Un nouvel article 14 bis (introduit par amendements identiques du gouvernement et des socialistes) propose un cadre permettant à l’État d’accompagner l’exercice des missions confiées aux lieutenants de louveterie, et le cas échéant, l’attribution de moyens ou de dotations appréciés au niveau territorial.
Ordonnance "régime juridique élevages"
L’agrandissement des bâtiments d’élevage est une nouvelle fois facilité (après la loi Duplomb) par l’habilitation du gouvernement à créer, par ordonnance, un cadre spécifique pour les élevages, distinct du régime industriel des ICPE (article 17). Le feu vert a été obtenu avec le soutien de la coalition gouvernementale et de l'extrême droite face à la gauche unie contre cette mesure clivante. Pour les défenseurs du texte, il s'agit de favoriser la "souveraineté alimentaire" en refusant une "surtransposition" de la législation européenne, et permettre ainsi aux exploitations d'être plus compétitives. "Je ne peux pas faire un déplacement dans les territoires sans qu'il y ait un éleveur qui me dise les difficultés qu'il éprouve pour faire sortir un projet d'agrandissement, de modernisation ou de construction de bâtiments d'élevage (...) Nous voulons, à travers cette ordonnance, créer un statut spécifique à l'élevage et alléger les contraintes pour les mettre simplement aux standards européens", a expliqué la ministre de l'Agriculture, Annie Genevard. C’est une "ligne rouge" pour les socialistes, a relevé la députée Mélanie Thomin : "Nous ne signerons pas de chèque en blanc pour que vous puissiez détricoter les normes environnementales, la concertation locale et ainsi passer à côté des vraies conditions de maintien et d'accompagnement de l'élevage familial."
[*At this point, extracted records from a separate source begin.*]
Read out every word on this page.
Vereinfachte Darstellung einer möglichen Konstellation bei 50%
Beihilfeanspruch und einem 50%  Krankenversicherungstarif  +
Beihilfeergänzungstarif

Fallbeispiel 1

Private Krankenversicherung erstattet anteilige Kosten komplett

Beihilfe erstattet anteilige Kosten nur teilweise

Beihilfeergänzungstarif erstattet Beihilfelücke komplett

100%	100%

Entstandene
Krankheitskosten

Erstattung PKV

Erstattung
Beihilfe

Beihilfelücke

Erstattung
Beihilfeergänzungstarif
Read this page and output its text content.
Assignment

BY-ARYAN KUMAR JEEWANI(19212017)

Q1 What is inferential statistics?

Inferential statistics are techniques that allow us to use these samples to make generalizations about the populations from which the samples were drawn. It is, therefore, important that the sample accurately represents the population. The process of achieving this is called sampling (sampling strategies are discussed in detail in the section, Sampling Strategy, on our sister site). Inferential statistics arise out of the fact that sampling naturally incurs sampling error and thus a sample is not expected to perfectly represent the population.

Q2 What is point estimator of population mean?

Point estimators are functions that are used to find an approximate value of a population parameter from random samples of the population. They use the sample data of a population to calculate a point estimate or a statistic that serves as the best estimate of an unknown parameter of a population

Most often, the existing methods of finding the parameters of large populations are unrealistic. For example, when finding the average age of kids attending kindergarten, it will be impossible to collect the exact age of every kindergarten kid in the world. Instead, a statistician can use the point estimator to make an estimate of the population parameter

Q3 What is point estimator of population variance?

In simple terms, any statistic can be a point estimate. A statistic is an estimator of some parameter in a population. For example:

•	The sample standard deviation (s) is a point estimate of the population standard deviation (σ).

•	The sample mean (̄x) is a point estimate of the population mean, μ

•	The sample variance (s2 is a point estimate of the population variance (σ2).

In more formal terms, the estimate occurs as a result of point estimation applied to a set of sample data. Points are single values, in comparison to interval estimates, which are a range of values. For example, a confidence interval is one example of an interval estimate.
L’article n’a pas été modifié en séance mais les députés ont conforté les évolutions apportées en commission à l'initiative du RN - pour réduire à six mois la durée de l’habilitation à légiférer par ordonnance et garantir l’absence de surtransposition de la directive dite "IED 2.0" - et du président de la commission des affaires économiques, Stéphane Travert (EPR), pour encadrer les procédures d’évaluation environnementale ainsi que d’information et de participation du public en réservant celle-ci aux personnes justifiant d’un intérêt à agir au regard du projet concerné, notamment par leur proximité géographique ou leur qualité de riverain.
Le projet de loi, qui comporte désormais 46 articles (contre 23 à l'origine), est attendu au Sénat à la fin du mois, où le gouvernement espère quelques correctifs, notamment sur la notion "d'origine française" des produits dans la commande publique. La désignation comme co-rapporteur du sénateur Laurent Duplomb (à l'origine de la loi très décriée sur la réintroduction de certains pesticides) promet à nouveau de vifs débats.
Placé en procédure accélérée (une lecture par chambre), le projet de loi fera ensuite l'objet d'une commission mixte paritaire.